Video laryngoscopy is highly effective in difficult airway management, yet, the factors predicting its difficulty are not well defined. The study by Aziz M et al. (http://journals.lww.com/anesthesiology/Fulltext/2011/01000/Routine_Clinical_Practice_Effectiveness_of_the.17.aspx) showed that altered neck anatomy with presence of a surgical scar, neck radiation changes, or neck mass were the strongest predictor of Glidescope failure; however, the study was retrospective.
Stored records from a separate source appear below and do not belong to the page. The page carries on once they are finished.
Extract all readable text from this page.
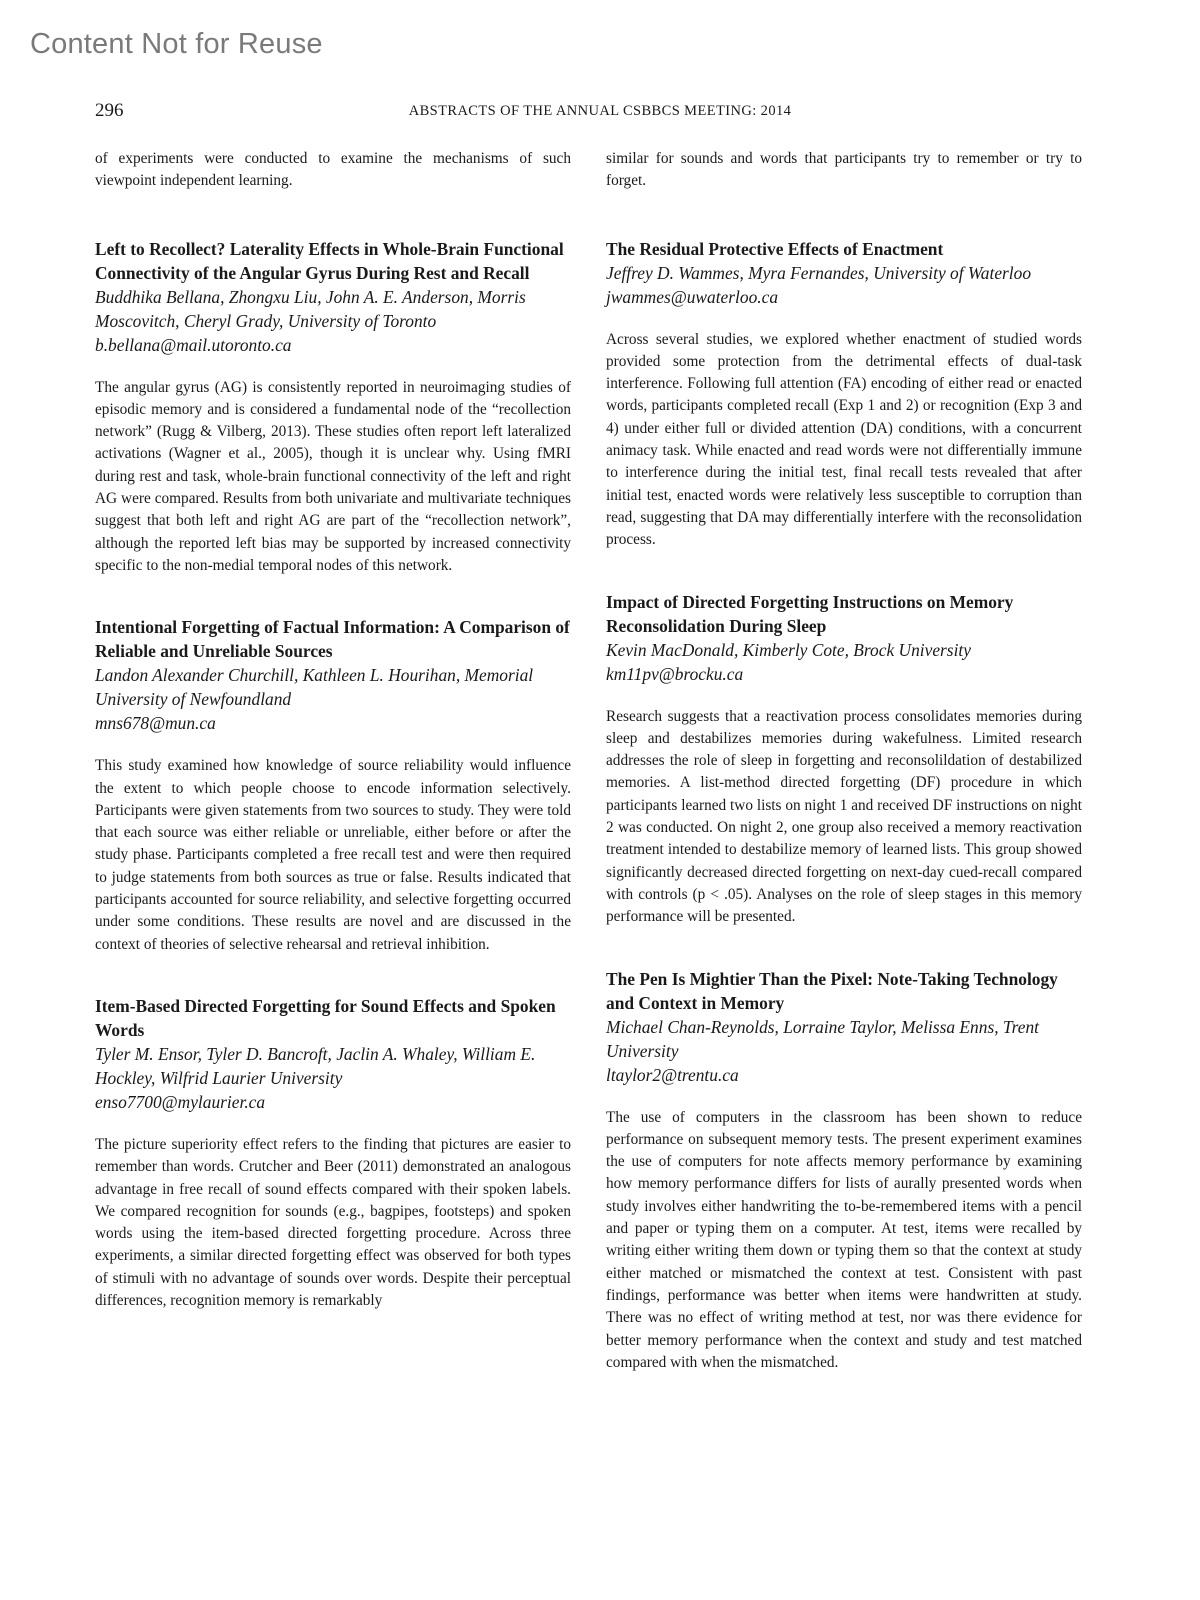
Content Not for Reuse
296	ABSTRACTS OF THE ANNUAL CSBBCS MEETING: 2014

of experiments were conducted to examine the mechanisms of such viewpoint independent learning.

Left to Recollect? Laterality Effects in Whole-Brain Functional Connectivity of the Angular Gyrus During Rest and Recall

Buddhika Bellana, Zhongxu Liu, John A. E. Anderson, Morris Moscovitch, Cheryl Grady, University of Toronto

b.bellana@mail.utoronto.ca

The angular gyrus (AG) is consistently reported in neuroimaging studies of episodic memory and is considered a fundamental node of the “recollection network” (Rugg & Vilberg, 2013). These studies often report left lateralized activations (Wagner et al., 2005), though it is unclear why. Using fMRI during rest and task, whole-brain functional connectivity of the left and right AG were compared. Results from both univariate and multivariate techniques suggest that both left and right AG are part of the “recollection network”, although the reported left bias may be supported by increased connectivity specific to the non-medial temporal nodes of this network.

Intentional Forgetting of Factual Information: A Comparison of Reliable and Unreliable Sources

Landon Alexander Churchill, Kathleen L. Hourihan, Memorial University of Newfoundland

mns678@mun.ca

This study examined how knowledge of source reliability would influence the extent to which people choose to encode information selectively. Participants were given statements from two sources to study. They were told that each source was either reliable or unreliable, either before or after the study phase. Participants completed a free recall test and were then required to judge statements from both sources as true or false. Results indicated that participants accounted for source reliability, and selective forgetting occurred under some conditions. These results are novel and are discussed in the context of theories of selective rehearsal and retrieval inhibition.

Item-Based Directed Forgetting for Sound Effects and Spoken Words

Tyler M. Ensor, Tyler D. Bancroft, Jaclin A. Whaley, William E. Hockley, Wilfrid Laurier University

enso7700@mylaurier.ca

The picture superiority effect refers to the finding that pictures are easier to remember than words. Crutcher and Beer (2011) demonstrated an analogous advantage in free recall of sound effects compared with their spoken labels. We compared recognition for sounds (e.g., bagpipes, footsteps) and spoken words using the item-based directed forgetting procedure. Across three experiments, a similar directed forgetting effect was observed for both types of stimuli with no advantage of sounds over words. Despite their perceptual differences, recognition memory is remarkably

similar for sounds and words that participants try to remember or try to forget.

The Residual Protective Effects of Enactment

Jeffrey D. Wammes, Myra Fernandes, University of Waterloo

jwammes@uwaterloo.ca

Across several studies, we explored whether enactment of studied words provided some protection from the detrimental effects of dual-task interference. Following full attention (FA) encoding of either read or enacted words, participants completed recall (Exp 1 and 2) or recognition (Exp 3 and 4) under either full or divided attention (DA) conditions, with a concurrent animacy task. While enacted and read words were not differentially immune to interference during the initial test, final recall tests revealed that after initial test, enacted words were relatively less susceptible to corruption than read, suggesting that DA may differentially interfere with the reconsolidation process.

Impact of Directed Forgetting Instructions on Memory Reconsolidation During Sleep

Kevin MacDonald, Kimberly Cote, Brock University

km11pv@brocku.ca

Research suggests that a reactivation process consolidates memories during sleep and destabilizes memories during wakefulness. Limited research addresses the role of sleep in forgetting and reconsolildation of destabilized memories. A list-method directed forgetting (DF) procedure in which participants learned two lists on night 1 and received DF instructions on night 2 was conducted. On night 2, one group also received a memory reactivation treatment intended to destabilize memory of learned lists. This group showed significantly decreased directed forgetting on next-day cued-recall compared with controls (p < .05). Analyses on the role of sleep stages in this memory performance will be presented.

The Pen Is Mightier Than the Pixel: Note-Taking Technology and Context in Memory

Michael Chan-Reynolds, Lorraine Taylor, Melissa Enns, Trent University

ltaylor2@trentu.ca

The use of computers in the classroom has been shown to reduce performance on subsequent memory tests. The present experiment examines the use of computers for note affects memory performance by examining how memory performance differs for lists of aurally presented words when study involves either handwriting the to-be-remembered items with a pencil and paper or typing them on a computer. At test, items were recalled by writing either writing them down or typing them so that the context at study either matched or mismatched the context at test. Consistent with past findings, performance was better when items were handwritten at study. There was no effect of writing method at test, nor was there evidence for better memory performance when the context and study and test matched compared with when the mismatched.
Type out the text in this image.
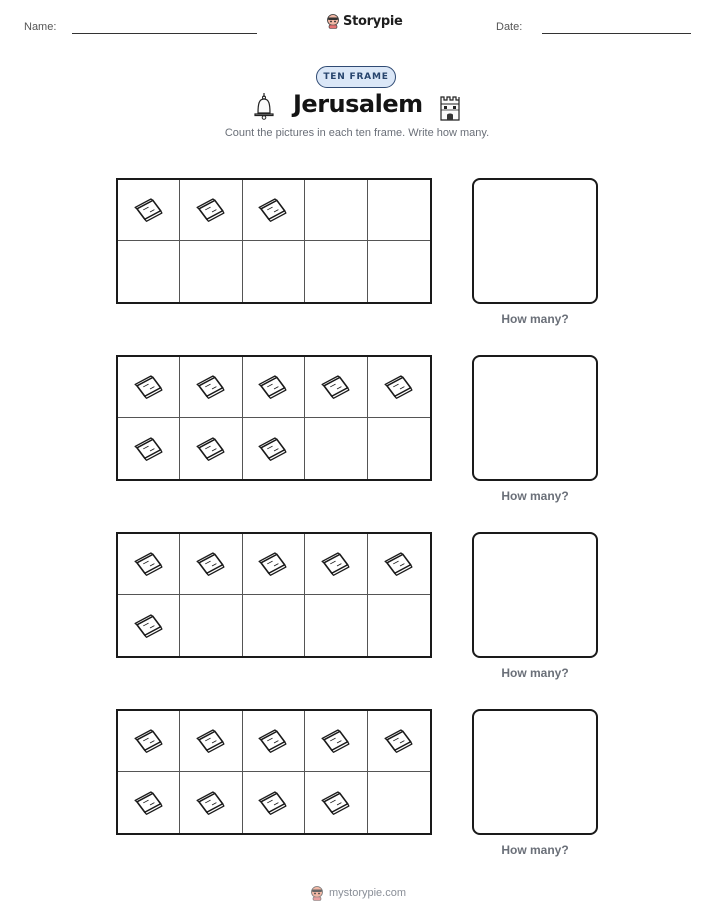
Name:	Storypie	Date:
TEN FRAME
Jerusalem
Count the pictures in each ten frame. Write how many.
How many?
How many?
How many?
How many?
mystorypie.com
Caldiroli and Cortellazzi prospectively studied over 6,000 patients and demonstrated that the routine preoperative use of a modified El-Ganzouri risk index (EGRI) reliably reduced the risk of difficult or failed Glidescope intubation. The original EGRI (www.anesthesia-analgesia.org/content/82/6/1197.full.pdf+html) assesses 7 predictors of intubation difficulty on a numerical (0-2) scale: mouth opening, temporomandibular distance (TMD), Mallampati, neck mobility, ability to prognath (degree of mandibular protrusion), body weight, and history of difficult intubation, resulting in a maximum difficulty score of 12.

The study by Caldiroli and Cortellazzi received relatively little attention, and we are looking forward to hearing your opinion. Shall the modified EGRI be used routinely to predict difficult video laryngoscopy?